Azura had also been right about the distrust towards him abating. Lilith's transformation had a part in that—seeing a dragon defend their city, move and think like a human, had given many of the citizens pause. The soldiers who fought with her in the defense of Elysium, at the very least, are fervent defenders, and he thinks she's found a few more friends with them. But seeing him move and act intelligently, knowingly try to spare a defeated enemy, has left people thinking about the bestiality of dragons. And he has reforms in mind—adding a full history of what went wrong and how they work to the education system—make it so that people can understand them. And maybe then they won't fear.

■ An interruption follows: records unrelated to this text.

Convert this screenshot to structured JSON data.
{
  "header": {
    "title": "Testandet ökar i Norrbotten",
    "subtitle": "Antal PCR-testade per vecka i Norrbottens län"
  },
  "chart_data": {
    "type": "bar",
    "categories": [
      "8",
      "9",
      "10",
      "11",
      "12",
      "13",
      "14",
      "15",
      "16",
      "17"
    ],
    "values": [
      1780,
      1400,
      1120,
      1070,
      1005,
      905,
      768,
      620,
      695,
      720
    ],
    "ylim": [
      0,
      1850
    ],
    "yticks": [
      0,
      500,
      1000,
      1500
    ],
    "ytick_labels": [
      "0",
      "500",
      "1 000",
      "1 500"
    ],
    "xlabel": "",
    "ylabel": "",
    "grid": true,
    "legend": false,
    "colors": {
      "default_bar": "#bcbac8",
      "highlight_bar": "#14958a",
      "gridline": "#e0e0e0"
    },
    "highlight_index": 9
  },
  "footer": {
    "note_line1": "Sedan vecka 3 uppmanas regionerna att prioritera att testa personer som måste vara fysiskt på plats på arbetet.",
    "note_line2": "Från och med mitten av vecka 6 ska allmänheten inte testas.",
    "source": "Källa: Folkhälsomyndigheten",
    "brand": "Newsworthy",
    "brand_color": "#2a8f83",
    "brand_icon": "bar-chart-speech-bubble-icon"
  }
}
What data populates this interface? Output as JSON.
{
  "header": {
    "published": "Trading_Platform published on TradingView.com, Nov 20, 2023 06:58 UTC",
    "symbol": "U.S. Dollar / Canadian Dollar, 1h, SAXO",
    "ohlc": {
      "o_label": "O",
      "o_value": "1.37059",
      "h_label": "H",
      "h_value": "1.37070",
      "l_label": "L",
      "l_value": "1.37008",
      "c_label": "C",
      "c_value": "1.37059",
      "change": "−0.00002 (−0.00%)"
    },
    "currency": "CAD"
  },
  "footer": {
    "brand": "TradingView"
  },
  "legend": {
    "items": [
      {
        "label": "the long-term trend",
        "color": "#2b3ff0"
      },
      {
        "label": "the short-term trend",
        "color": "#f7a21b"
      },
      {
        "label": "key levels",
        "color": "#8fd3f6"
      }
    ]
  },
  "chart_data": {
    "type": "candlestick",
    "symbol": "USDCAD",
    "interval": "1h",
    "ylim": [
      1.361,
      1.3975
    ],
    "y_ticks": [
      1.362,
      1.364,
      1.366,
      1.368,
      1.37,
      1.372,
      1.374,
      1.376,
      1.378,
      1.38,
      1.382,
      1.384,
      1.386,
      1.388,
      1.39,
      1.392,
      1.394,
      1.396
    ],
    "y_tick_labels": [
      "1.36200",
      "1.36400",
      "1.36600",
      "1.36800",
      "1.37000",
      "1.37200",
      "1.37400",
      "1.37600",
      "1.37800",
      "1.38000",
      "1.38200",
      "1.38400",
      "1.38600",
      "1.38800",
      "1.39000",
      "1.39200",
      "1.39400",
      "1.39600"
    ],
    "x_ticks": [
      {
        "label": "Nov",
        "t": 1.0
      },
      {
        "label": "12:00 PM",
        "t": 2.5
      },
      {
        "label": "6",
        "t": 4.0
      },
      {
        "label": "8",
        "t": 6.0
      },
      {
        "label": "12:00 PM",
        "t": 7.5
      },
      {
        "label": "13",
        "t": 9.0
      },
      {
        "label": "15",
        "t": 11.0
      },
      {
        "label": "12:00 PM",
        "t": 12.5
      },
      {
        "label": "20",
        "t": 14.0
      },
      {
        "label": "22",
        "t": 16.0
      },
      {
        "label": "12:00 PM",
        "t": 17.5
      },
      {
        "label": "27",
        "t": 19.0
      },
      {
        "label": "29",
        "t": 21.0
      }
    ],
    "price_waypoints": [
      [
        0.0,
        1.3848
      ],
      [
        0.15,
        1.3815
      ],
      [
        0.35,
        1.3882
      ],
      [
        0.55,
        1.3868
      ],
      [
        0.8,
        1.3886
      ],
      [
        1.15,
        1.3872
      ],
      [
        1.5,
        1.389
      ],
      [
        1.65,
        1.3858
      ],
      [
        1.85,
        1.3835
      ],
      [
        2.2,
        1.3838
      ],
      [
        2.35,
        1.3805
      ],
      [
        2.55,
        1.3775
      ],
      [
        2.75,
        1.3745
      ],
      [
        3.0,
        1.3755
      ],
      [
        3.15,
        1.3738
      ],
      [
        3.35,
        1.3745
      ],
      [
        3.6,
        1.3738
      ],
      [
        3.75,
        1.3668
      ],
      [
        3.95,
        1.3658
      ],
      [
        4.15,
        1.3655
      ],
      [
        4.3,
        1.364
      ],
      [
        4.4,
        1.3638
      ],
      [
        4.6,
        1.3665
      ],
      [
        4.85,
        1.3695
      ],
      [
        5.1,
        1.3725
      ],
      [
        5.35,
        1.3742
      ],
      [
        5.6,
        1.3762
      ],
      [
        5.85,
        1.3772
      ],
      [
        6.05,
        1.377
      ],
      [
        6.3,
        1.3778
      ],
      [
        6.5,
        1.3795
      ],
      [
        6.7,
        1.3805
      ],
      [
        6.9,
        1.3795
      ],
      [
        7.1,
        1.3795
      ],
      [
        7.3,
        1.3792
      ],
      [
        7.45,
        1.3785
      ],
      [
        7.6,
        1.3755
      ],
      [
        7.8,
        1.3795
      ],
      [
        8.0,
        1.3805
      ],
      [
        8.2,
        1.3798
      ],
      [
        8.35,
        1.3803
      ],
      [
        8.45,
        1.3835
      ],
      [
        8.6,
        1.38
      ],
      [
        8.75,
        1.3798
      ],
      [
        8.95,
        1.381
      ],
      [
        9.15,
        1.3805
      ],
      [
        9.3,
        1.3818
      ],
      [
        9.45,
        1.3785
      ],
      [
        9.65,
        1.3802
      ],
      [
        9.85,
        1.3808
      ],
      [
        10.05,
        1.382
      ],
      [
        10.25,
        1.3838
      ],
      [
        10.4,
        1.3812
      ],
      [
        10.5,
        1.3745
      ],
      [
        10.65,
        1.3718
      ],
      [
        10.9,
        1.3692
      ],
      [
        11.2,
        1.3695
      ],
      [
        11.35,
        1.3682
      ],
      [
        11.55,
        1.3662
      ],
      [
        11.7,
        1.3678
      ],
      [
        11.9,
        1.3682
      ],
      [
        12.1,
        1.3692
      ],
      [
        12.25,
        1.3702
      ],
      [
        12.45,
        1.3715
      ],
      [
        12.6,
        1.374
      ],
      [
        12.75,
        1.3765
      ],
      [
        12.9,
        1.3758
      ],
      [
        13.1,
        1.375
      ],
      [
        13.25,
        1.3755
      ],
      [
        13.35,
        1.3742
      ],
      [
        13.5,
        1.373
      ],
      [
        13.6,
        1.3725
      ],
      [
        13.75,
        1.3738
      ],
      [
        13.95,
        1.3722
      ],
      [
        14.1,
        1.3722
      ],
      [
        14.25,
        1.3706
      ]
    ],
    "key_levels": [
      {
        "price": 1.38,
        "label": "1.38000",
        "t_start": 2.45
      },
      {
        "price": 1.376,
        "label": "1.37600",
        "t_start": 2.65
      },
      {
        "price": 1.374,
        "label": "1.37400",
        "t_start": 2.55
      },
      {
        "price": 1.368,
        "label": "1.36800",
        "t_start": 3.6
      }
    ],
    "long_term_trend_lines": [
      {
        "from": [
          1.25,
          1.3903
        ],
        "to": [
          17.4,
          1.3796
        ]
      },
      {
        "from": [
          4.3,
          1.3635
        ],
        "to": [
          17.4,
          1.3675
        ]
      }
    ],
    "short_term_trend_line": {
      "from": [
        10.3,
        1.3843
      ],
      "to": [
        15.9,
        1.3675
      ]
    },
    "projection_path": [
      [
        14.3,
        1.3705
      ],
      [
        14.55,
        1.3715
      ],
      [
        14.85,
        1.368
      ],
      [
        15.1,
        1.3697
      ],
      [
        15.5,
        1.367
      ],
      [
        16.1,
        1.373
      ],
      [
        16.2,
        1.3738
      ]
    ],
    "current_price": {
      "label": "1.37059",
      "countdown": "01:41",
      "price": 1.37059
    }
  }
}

He starts to hum as Shigure yawns, hoping to lull him to sleep. What's that particular line…? "Yet the waters ever change/flowing like time/the path is yours to climb…"

Maybe he's wrong. Maybe things won't go as well as he hopes. He doesn't doubt there will be more wars in the future. But that world, a world of peace and understanding, where prejudice is a thing of the past, is the one he, his wife, his siblings, and his friends are trying to create.

A/N: And that ends this fic. Aftermath was a long project, over a year. It's probably going to be my last Fates fanfic—I want to focus on finishing my Danganronpa work, Extra Life, and doing two multi-chapters at the same time was very tiring. And for me, inspirations for one-shots come and go, so I really can't promise to deliver anymore. But beyond that, I've just felt ready to move on.

This fandom has been an absolute blessing. I've met a ton of wonderful people here, read many enjoyable stories, and was able to spread my wings as a fanfic writer for the first time. I thank every single one of you for sticking to Aftermath with me, especially since I slowed down a lot the past few updates. If it weren't for your continued support, I never would have been able to finish.